Ein Sprecher des Innenministeriums sagte am Montag, drei verhaftete Leibwächter Hashemis hätten in Verhören eine Beteiligung des Politikers an mehreren Morden gestanden. Die Opfer sollen Regierungsmitglieder und ranghohe Sicherheitskräfte gewesen sein. Angeblich haben sie aus dem Stab Hashemis Geld bekommen und im Gegenzug Menschen getötet und Bomben an Straßen deponiert. Das irakische Staatsfernsehen strahlte ihre Geständnisse aus.

Der Haftbefehl gegen Hashemi sei von fünf Richtern unterzeichnet worden, sagt der Sprecher, es sei daher auch wahrscheinlich, dass er vollzogen wird. Momentan befindet sich der Vizepräsident in Kurdistan, einer autonomen Region im Norden. Eine unmittelbare Verhaftung Hashemis ist daher nicht zu erwarten. Vor der Ausstellung des Haftbefehls hatte der oberste Richterrat des Landes ein Reiseverbot für Hashemi und mehrere seiner Parteigänger verhängt.

Konfessionale Spannungen im Irak

Nach dem Abzug der US-Truppen vergangene Woche wird nun befürchtet, dass konfessionelle Differenzen im Irak wieder stärker werden. Der Höhepunkt der Spannungen zwischen den islamischen Gruppen der Schiiten und Sunniten war 2006 und 2007, als tausende Menschen bei Anschlägen getötet wurden.

Die Ernennung des Sunniten Hashemi zum Vizepräsidenten war Teil einer Proporz-Vereinbarung der irakischen Parteien. Nach den Wahlen im März 2010 konnte lange keine Einigung erzielt werden. Vor knapp einem Jahr, im Dezember 2010, wurde dann eine Regierung der nationalen Einheit geformt, in der alle wesentlichen politischen Akteure vertreten sind. Die Regierung wird allerdings von den Parteien der Schiiten dominiert, zu denen auch Ministerpräsident Maliki gehört.
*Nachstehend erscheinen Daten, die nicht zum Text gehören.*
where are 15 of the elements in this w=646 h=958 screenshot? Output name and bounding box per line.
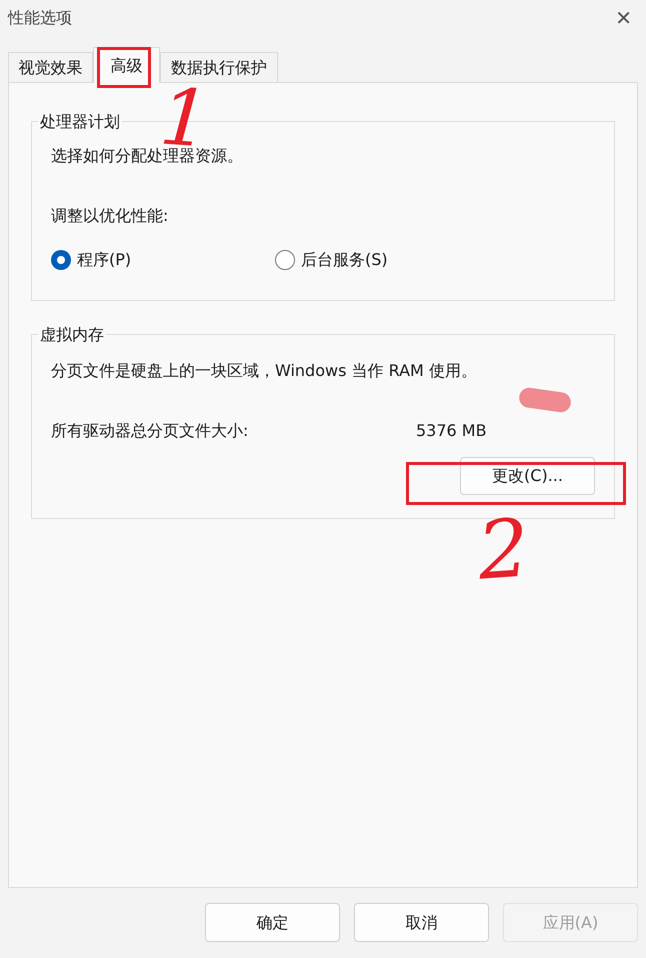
tab[interactable]: 数据执行保护: [160, 52, 278, 82]
window-title: 性能选项: [8, 7, 72, 29]
prompt-text: 调整以优化性能:: [51, 205, 170, 227]
radio-option[interactable]: 后台服务(S): [275, 248, 388, 272]
size-value: 5376 MB: [416, 420, 487, 442]
change-button[interactable]: 更改(C)...: [460, 457, 595, 495]
description-text: 选择如何分配处理器资源。: [51, 146, 244, 167]
tab[interactable]: 视觉效果: [8, 52, 93, 82]
close-button[interactable]: ✕: [615, 8, 632, 28]
description-text: 分页文件是硬盘上的一块区域，Windows 当作 RAM 使用。: [51, 360, 478, 382]
radio-option[interactable]: 程序(P): [51, 248, 275, 272]
dialog-button[interactable]: 确定: [205, 903, 340, 942]
handwritten-number: 2: [475, 508, 532, 592]
dialog-button[interactable]: 取消: [354, 903, 489, 942]
size-label: 所有驱动器总分页文件大小:: [51, 420, 250, 442]
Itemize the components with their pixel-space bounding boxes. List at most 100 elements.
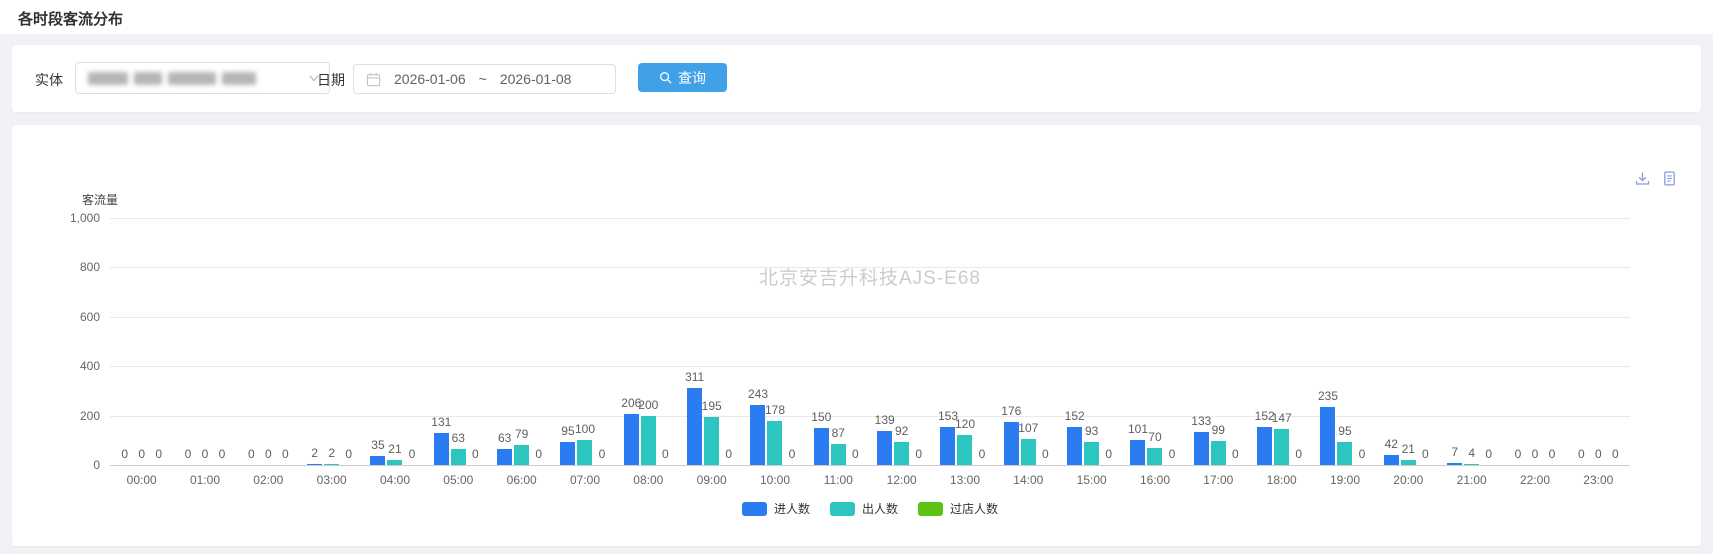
x-tick-03:00: 03:00 — [317, 473, 347, 487]
bar-exit-08:00[interactable] — [641, 416, 656, 465]
gridline-0 — [110, 465, 1630, 466]
legend-item-enter[interactable]: 进人数 — [742, 500, 810, 517]
bar-value-pass-02:00: 0 — [282, 447, 289, 461]
date-separator: ~ — [479, 71, 487, 87]
bar-group-23:00: 00023:00 — [1567, 218, 1630, 465]
bar-value-exit-18:00: 147 — [1272, 411, 1292, 425]
entity-select[interactable] — [75, 62, 330, 94]
chart-card: 客流量 02004006008001,000 00000:0000001:000… — [12, 125, 1701, 546]
x-tick-19:00: 19:00 — [1330, 473, 1360, 487]
bar-group-16:00: 10170016:00 — [1123, 218, 1186, 465]
bar-group-03:00: 22003:00 — [300, 218, 363, 465]
bar-value-enter-14:00: 176 — [1001, 404, 1021, 418]
bar-enter-15:00[interactable] — [1067, 427, 1082, 465]
bar-value-exit-13:00: 120 — [955, 417, 975, 431]
bar-value-enter-16:00: 101 — [1128, 422, 1148, 436]
bar-enter-04:00[interactable] — [370, 456, 385, 465]
legend-item-pass[interactable]: 过店人数 — [918, 500, 998, 517]
bar-enter-17:00[interactable] — [1194, 432, 1209, 465]
bar-group-10:00: 243178010:00 — [743, 218, 806, 465]
legend-swatch-pass — [918, 502, 943, 516]
bar-value-pass-12:00: 0 — [915, 447, 922, 461]
query-button[interactable]: 查询 — [638, 63, 727, 92]
bar-group-12:00: 13992012:00 — [870, 218, 933, 465]
bar-exit-12:00[interactable] — [894, 442, 909, 465]
x-tick-08:00: 08:00 — [633, 473, 663, 487]
date-range-picker[interactable]: 2026-01-06 ~ 2026-01-08 — [353, 64, 616, 94]
entity-label: 实体 — [35, 70, 63, 90]
bar-value-exit-16:00: 70 — [1148, 430, 1161, 444]
bar-enter-12:00[interactable] — [877, 431, 892, 465]
download-icon[interactable] — [1634, 170, 1651, 187]
bar-value-pass-11:00: 0 — [852, 447, 859, 461]
bar-value-exit-22:00: 0 — [1532, 447, 1539, 461]
bar-value-enter-05:00: 131 — [431, 415, 451, 429]
bar-exit-06:00[interactable] — [514, 445, 529, 465]
bar-value-pass-16:00: 0 — [1169, 447, 1176, 461]
bar-exit-14:00[interactable] — [1021, 439, 1036, 465]
bar-enter-20:00[interactable] — [1384, 455, 1399, 465]
bar-group-01:00: 00001:00 — [173, 218, 236, 465]
bar-exit-16:00[interactable] — [1147, 448, 1162, 465]
bar-enter-14:00[interactable] — [1004, 422, 1019, 465]
bar-value-exit-03:00: 2 — [328, 446, 335, 460]
bar-enter-10:00[interactable] — [750, 405, 765, 465]
bar-exit-21:00[interactable] — [1464, 464, 1479, 465]
topbar: 各时段客流分布 — [0, 0, 1713, 34]
bar-value-exit-05:00: 63 — [452, 431, 465, 445]
bar-value-enter-07:00: 95 — [561, 424, 574, 438]
legend-label-pass: 过店人数 — [950, 500, 998, 517]
document-icon[interactable] — [1661, 170, 1678, 187]
bar-value-pass-10:00: 0 — [789, 447, 796, 461]
x-tick-13:00: 13:00 — [950, 473, 980, 487]
bar-value-pass-09:00: 0 — [725, 447, 732, 461]
bar-value-exit-07:00: 100 — [575, 422, 595, 436]
bar-value-exit-19:00: 95 — [1338, 424, 1351, 438]
bar-value-exit-02:00: 0 — [265, 447, 272, 461]
bar-value-enter-03:00: 2 — [311, 446, 318, 460]
legend-label-enter: 进人数 — [774, 500, 810, 517]
bar-enter-03:00[interactable] — [307, 464, 322, 465]
bar-value-enter-06:00: 63 — [498, 431, 511, 445]
bar-exit-20:00[interactable] — [1401, 460, 1416, 465]
bar-enter-13:00[interactable] — [940, 427, 955, 465]
bar-value-exit-01:00: 0 — [202, 447, 209, 461]
bar-group-22:00: 00022:00 — [1503, 218, 1566, 465]
bar-enter-08:00[interactable] — [624, 414, 639, 465]
bar-value-exit-06:00: 79 — [515, 427, 528, 441]
bar-enter-11:00[interactable] — [814, 428, 829, 465]
bar-enter-21:00[interactable] — [1447, 463, 1462, 465]
bar-enter-06:00[interactable] — [497, 449, 512, 465]
bar-enter-18:00[interactable] — [1257, 427, 1272, 465]
bar-exit-09:00[interactable] — [704, 417, 719, 465]
legend-item-exit[interactable]: 出人数 — [830, 500, 898, 517]
bar-exit-05:00[interactable] — [451, 449, 466, 465]
bar-group-20:00: 4221020:00 — [1377, 218, 1440, 465]
bar-enter-07:00[interactable] — [560, 442, 575, 465]
bar-value-exit-11:00: 87 — [832, 426, 845, 440]
bar-enter-16:00[interactable] — [1130, 440, 1145, 465]
date-start[interactable]: 2026-01-06 — [394, 71, 466, 87]
bar-value-pass-05:00: 0 — [472, 447, 479, 461]
bar-value-exit-15:00: 93 — [1085, 424, 1098, 438]
bar-exit-11:00[interactable] — [831, 444, 846, 465]
date-end[interactable]: 2026-01-08 — [500, 71, 572, 87]
bar-exit-07:00[interactable] — [577, 440, 592, 465]
bar-exit-13:00[interactable] — [957, 435, 972, 465]
page-title: 各时段客流分布 — [18, 8, 123, 29]
bar-enter-09:00[interactable] — [687, 388, 702, 465]
bar-value-exit-23:00: 0 — [1595, 447, 1602, 461]
bar-value-enter-22:00: 0 — [1515, 447, 1522, 461]
bar-exit-03:00[interactable] — [324, 464, 339, 465]
bar-group-00:00: 00000:00 — [110, 218, 173, 465]
bar-exit-15:00[interactable] — [1084, 442, 1099, 465]
bar-exit-04:00[interactable] — [387, 460, 402, 465]
bar-exit-18:00[interactable] — [1274, 429, 1289, 465]
bar-value-exit-10:00: 178 — [765, 403, 785, 417]
bar-exit-17:00[interactable] — [1211, 441, 1226, 465]
bar-enter-05:00[interactable] — [434, 433, 449, 465]
bar-enter-19:00[interactable] — [1320, 407, 1335, 465]
bar-exit-19:00[interactable] — [1337, 442, 1352, 465]
bar-exit-10:00[interactable] — [767, 421, 782, 465]
y-tick-200: 200 — [12, 409, 100, 423]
Vizepräsident Hashemi gilt als scharfer Kritiker des Regierungschefs Maliki. Der sunnitische Block im irakischen Parlament, Al-Iraqiya, hat als Reaktion auf den Haftbefehl bereits angekündigt, die Regierung boykottieren zu wollen.

Tritt der Ministerpräsident zurück?

Vor einigen Tagen hat zudem der sunnitische Stellvertreter Malikis, Salih al-Mutlak von Al-Iraqiya, erklärt, der Ministerpräsident sei ein schlimmerer Diktator als der gestürzte Präsident Saddam Hussein, denn der habe im Gegensatz zu Maliki wenigstens die Infrastruktur des Irak verbessert. Der schiitische Ministerpräsident Maliki geht nun seinerseits in die Offensive: Wenn das Parlament seinem Stellvertreter nicht das Vertrauen entziehen sollte, werde er selbst binnen zwei Tagen sein Amt niederlegen, berichtet die irakische Tageszeitung Al-Mada am Dienstag.